David Bergman questioned the accuracy of erroneous figure of 3 million in another article titled, ‘Trials in Bangladesh and 1971 Victims’ published in Indian newspaper ‘The Hindu’ on 24 April, 2014. He writes:- “Is the Bangladesh Government’s official figure of 3 million a fair estimate of the number of people killed by the Pakistani military and its collaborating forces in the country’s 1971 independence war? Though over 40 years have passed since the end of the conflict, in Bangladesh, this question continues to be sensitive one. In part the sensitivity is because Bangladeshis have grown up with this number, it is taught in schools and has become embedded in country’s poetry and culture. So, for many people, even questioning the accuracy of the number seems to cut across deeply held beliefs.
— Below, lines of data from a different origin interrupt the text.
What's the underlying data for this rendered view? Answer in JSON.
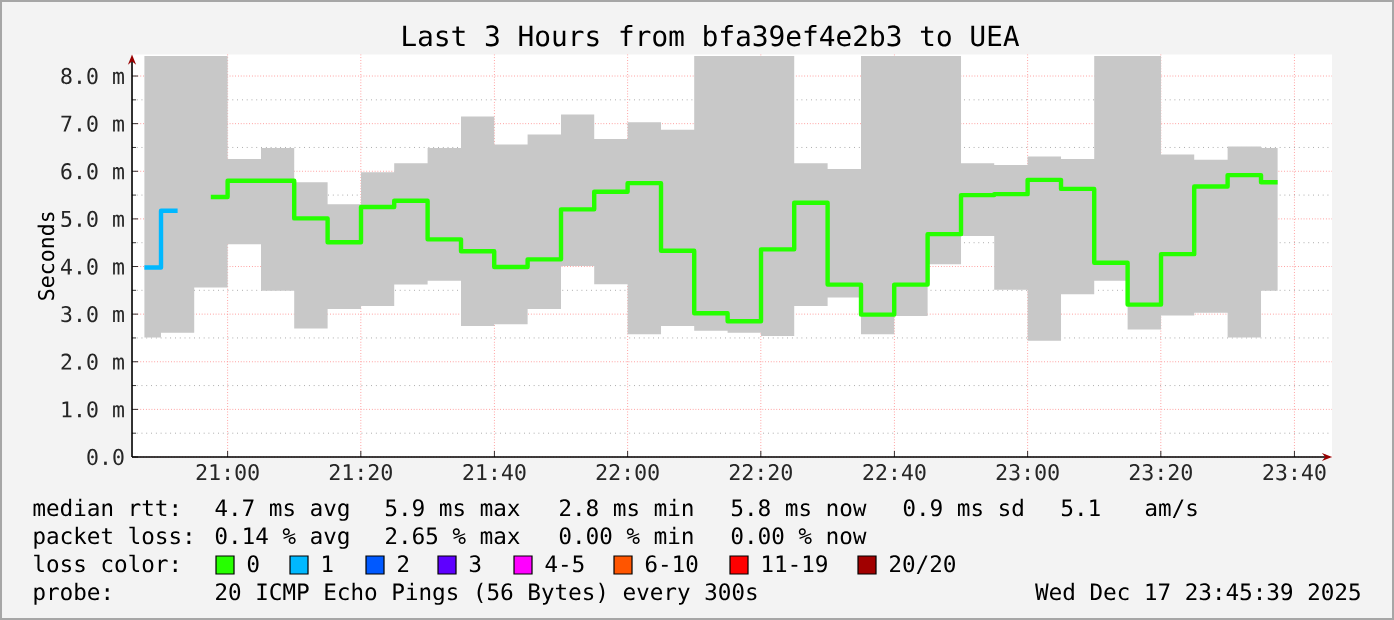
{
  "chart_data": {
    "type": "step",
    "title": "Last 3 Hours from bfa39ef4e2b3 to UEA",
    "ylabel": "Seconds",
    "x": [
      20.792,
      20.875,
      20.958,
      21.042,
      21.125,
      21.208,
      21.292,
      21.375,
      21.458,
      21.542,
      21.625,
      21.708,
      21.792,
      21.875,
      21.958,
      22.042,
      22.125,
      22.208,
      22.292,
      22.375,
      22.458,
      22.542,
      22.625,
      22.708,
      22.792,
      22.875,
      22.958,
      23.042,
      23.125,
      23.208,
      23.292,
      23.375,
      23.458,
      23.542,
      23.625
    ],
    "series": [
      {
        "color": "#26ff00",
        "values": [
          null,
          null,
          5.46,
          5.8,
          5.8,
          5.01,
          4.51,
          5.25,
          5.38,
          4.57,
          4.32,
          3.99,
          4.15,
          5.2,
          5.57,
          5.75,
          4.33,
          3.02,
          2.85,
          4.36,
          5.34,
          3.62,
          2.99,
          3.62,
          4.68,
          5.5,
          5.52,
          5.82,
          5.63,
          4.08,
          3.2,
          4.26,
          5.68,
          5.92,
          5.77
        ],
        "lower": [
          2.51,
          2.61,
          3.56,
          4.47,
          3.49,
          2.7,
          3.11,
          3.17,
          3.62,
          3.7,
          2.75,
          2.79,
          3.11,
          4.01,
          3.63,
          2.58,
          2.75,
          2.65,
          2.61,
          2.54,
          3.17,
          3.35,
          2.58,
          2.96,
          4.05,
          4.64,
          3.51,
          2.44,
          3.42,
          3.7,
          2.68,
          2.97,
          3.03,
          2.51,
          3.49
        ],
        "upper": [
          8.42,
          8.42,
          8.42,
          6.26,
          6.49,
          5.77,
          5.31,
          5.98,
          6.17,
          6.49,
          7.15,
          6.56,
          6.77,
          7.19,
          6.68,
          7.03,
          6.87,
          8.42,
          8.42,
          8.42,
          6.17,
          6.05,
          8.42,
          8.42,
          8.42,
          6.17,
          6.13,
          6.31,
          6.26,
          8.42,
          8.42,
          6.35,
          6.24,
          6.52,
          6.49
        ]
      },
      {
        "color": "#00b8ff",
        "values": [
          3.98,
          5.17,
          null,
          null,
          null,
          null,
          null,
          null,
          null,
          null,
          null,
          null,
          null,
          null,
          null,
          null,
          null,
          null,
          null,
          null,
          null,
          null,
          null,
          null,
          null,
          null,
          null,
          null,
          null,
          null,
          null,
          null,
          null,
          null,
          null
        ]
      }
    ],
    "xlim": [
      20.761,
      23.761
    ],
    "ylim": [
      0,
      8.45
    ],
    "xticks": [
      {
        "value": 21.0,
        "label": "21:00"
      },
      {
        "value": 21.333,
        "label": "21:20"
      },
      {
        "value": 21.667,
        "label": "21:40"
      },
      {
        "value": 22.0,
        "label": "22:00"
      },
      {
        "value": 22.333,
        "label": "22:20"
      },
      {
        "value": 22.667,
        "label": "22:40"
      },
      {
        "value": 23.0,
        "label": "23:00"
      },
      {
        "value": 23.333,
        "label": "23:20"
      },
      {
        "value": 23.667,
        "label": "23:40"
      }
    ],
    "yticks": [
      {
        "value": 0,
        "label": "0.0"
      },
      {
        "value": 1,
        "label": "1.0 m"
      },
      {
        "value": 2,
        "label": "2.0 m"
      },
      {
        "value": 3,
        "label": "3.0 m"
      },
      {
        "value": 4,
        "label": "4.0 m"
      },
      {
        "value": 5,
        "label": "5.0 m"
      },
      {
        "value": 6,
        "label": "6.0 m"
      },
      {
        "value": 7,
        "label": "7.0 m"
      },
      {
        "value": 8,
        "label": "8.0 m"
      }
    ],
    "grid": true,
    "annotations": [
      "median rtt:",
      "4.7 ms avg",
      "5.9 ms max",
      "2.8 ms min",
      "5.8 ms now",
      "0.9 ms sd",
      "5.1",
      "am/s",
      "packet loss:",
      "0.14 % avg",
      "2.65 % max",
      "0.00 % min",
      "0.00 % now",
      "loss color:",
      "0",
      "1",
      "2",
      "3",
      "4-5",
      "6-10",
      "11-19",
      "20/20",
      "probe:",
      "20 ICMP Echo Pings (56 Bytes) every 300s",
      "Wed Dec 17 23:45:39 2025"
    ]
  }
}
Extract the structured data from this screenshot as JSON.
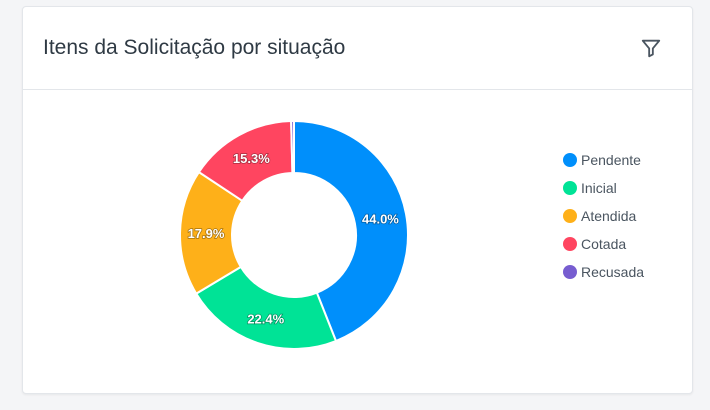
{
  "header": {
    "title": "Itens da Solicitação por situação",
    "filter_icon": "filter-icon"
  },
  "chart_data": {
    "type": "pie",
    "donut": true,
    "categories": [
      "Pendente",
      "Inicial",
      "Atendida",
      "Cotada",
      "Recusada"
    ],
    "values": [
      44.0,
      22.4,
      17.9,
      15.3,
      0.4
    ],
    "labels": [
      "44.0%",
      "22.4%",
      "17.9%",
      "15.3%",
      ""
    ],
    "colors": [
      "#008ffb",
      "#00e396",
      "#feb019",
      "#ff4560",
      "#775dd0"
    ],
    "legend_position": "right"
  }
}
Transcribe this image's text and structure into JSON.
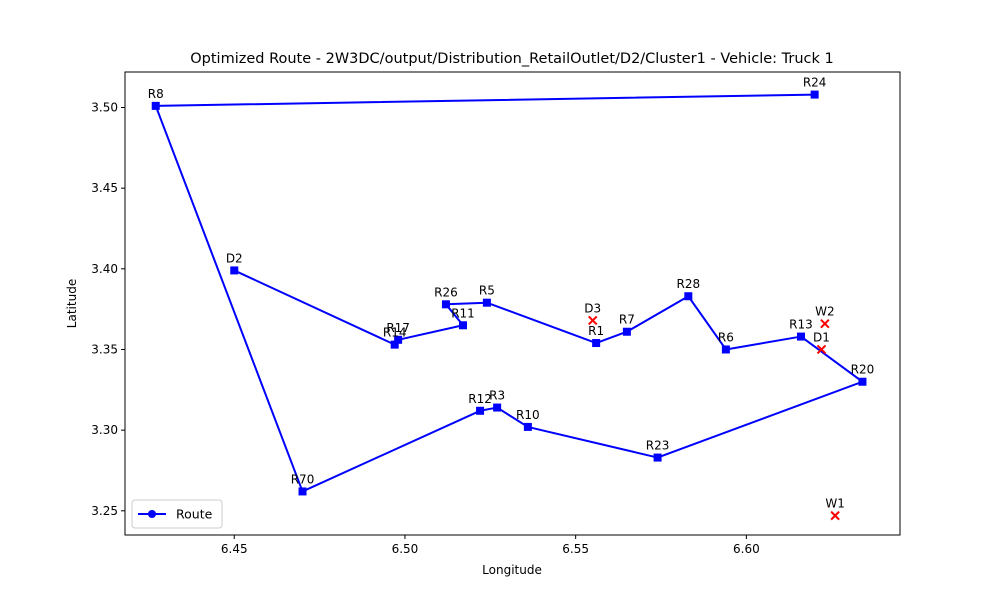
{
  "chart_data": {
    "type": "line",
    "title": "Optimized Route - 2W3DC/output/Distribution_RetailOutlet/D2/Cluster1 - Vehicle: Truck 1",
    "xlabel": "Longitude",
    "ylabel": "Latitude",
    "xlim": [
      6.418,
      6.645
    ],
    "ylim": [
      3.235,
      3.522
    ],
    "xticks": [
      "6.45",
      "6.50",
      "6.55",
      "6.60"
    ],
    "xtick_values": [
      6.45,
      6.5,
      6.55,
      6.6
    ],
    "yticks": [
      "3.25",
      "3.30",
      "3.35",
      "3.40",
      "3.45",
      "3.50"
    ],
    "ytick_values": [
      3.25,
      3.3,
      3.35,
      3.4,
      3.45,
      3.5
    ],
    "grid": false,
    "legend": {
      "position": "lower-left",
      "entries": [
        "Route"
      ]
    },
    "colors": {
      "route": "#0000ff",
      "depot_marker": "#ff0000"
    },
    "series": [
      {
        "name": "Route",
        "points": [
          {
            "label": "R24",
            "x": 6.62,
            "y": 3.508
          },
          {
            "label": "R8",
            "x": 6.427,
            "y": 3.501
          },
          {
            "label": "R70",
            "x": 6.47,
            "y": 3.262
          },
          {
            "label": "R12",
            "x": 6.522,
            "y": 3.312
          },
          {
            "label": "R3",
            "x": 6.527,
            "y": 3.314
          },
          {
            "label": "R10",
            "x": 6.536,
            "y": 3.302
          },
          {
            "label": "R23",
            "x": 6.574,
            "y": 3.283
          },
          {
            "label": "R20",
            "x": 6.634,
            "y": 3.33
          },
          {
            "label": "R13",
            "x": 6.616,
            "y": 3.358
          },
          {
            "label": "R6",
            "x": 6.594,
            "y": 3.35
          },
          {
            "label": "R28",
            "x": 6.583,
            "y": 3.383
          },
          {
            "label": "R7",
            "x": 6.565,
            "y": 3.361
          },
          {
            "label": "R1",
            "x": 6.556,
            "y": 3.354
          },
          {
            "label": "R5",
            "x": 6.524,
            "y": 3.379
          },
          {
            "label": "R26",
            "x": 6.512,
            "y": 3.378
          },
          {
            "label": "R11",
            "x": 6.517,
            "y": 3.365
          },
          {
            "label": "R17",
            "x": 6.498,
            "y": 3.356
          },
          {
            "label": "R14",
            "x": 6.497,
            "y": 3.353
          },
          {
            "label": "D2",
            "x": 6.45,
            "y": 3.399
          }
        ]
      }
    ],
    "markers": [
      {
        "label": "D3",
        "x": 6.555,
        "y": 3.368
      },
      {
        "label": "W2",
        "x": 6.623,
        "y": 3.366
      },
      {
        "label": "D1",
        "x": 6.622,
        "y": 3.35
      },
      {
        "label": "W1",
        "x": 6.626,
        "y": 3.247
      }
    ]
  }
}
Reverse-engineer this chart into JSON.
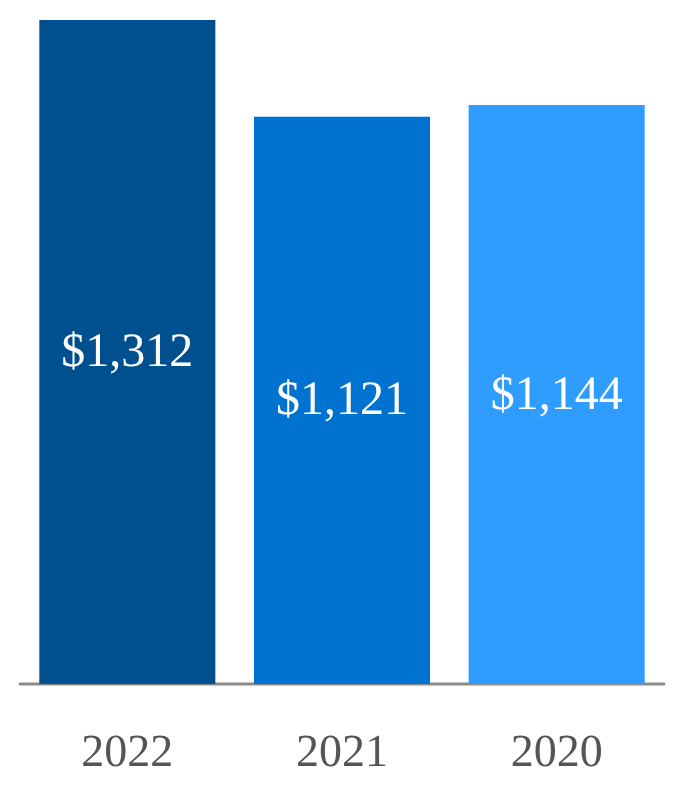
{
  "chart_data": {
    "type": "bar",
    "categories": [
      "2022",
      "2021",
      "2020"
    ],
    "values": [
      1312,
      1121,
      1144
    ],
    "value_labels": [
      "$1,312",
      "$1,121",
      "$1,144"
    ],
    "colors": [
      "#004f8f",
      "#0072d0",
      "#2f9cff"
    ]
  }
}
The three million figure also forms a part of the orthodox nationalistic discourse about 1971 War which continues to be crucial to the political positioning of the Awami League government vis-à-vis the Opposition Bangladesh Nationalist Party. Even raising uncertainties about the three million figure is considered by many Awami Leaguers as reflecting an “anti-liberation” war and “oppositional” mindset. Therefore, those in Bangladesh who might seek to question the accuracy of three million dead tend to keep their heads down, fearing political backlash and personal attacks”.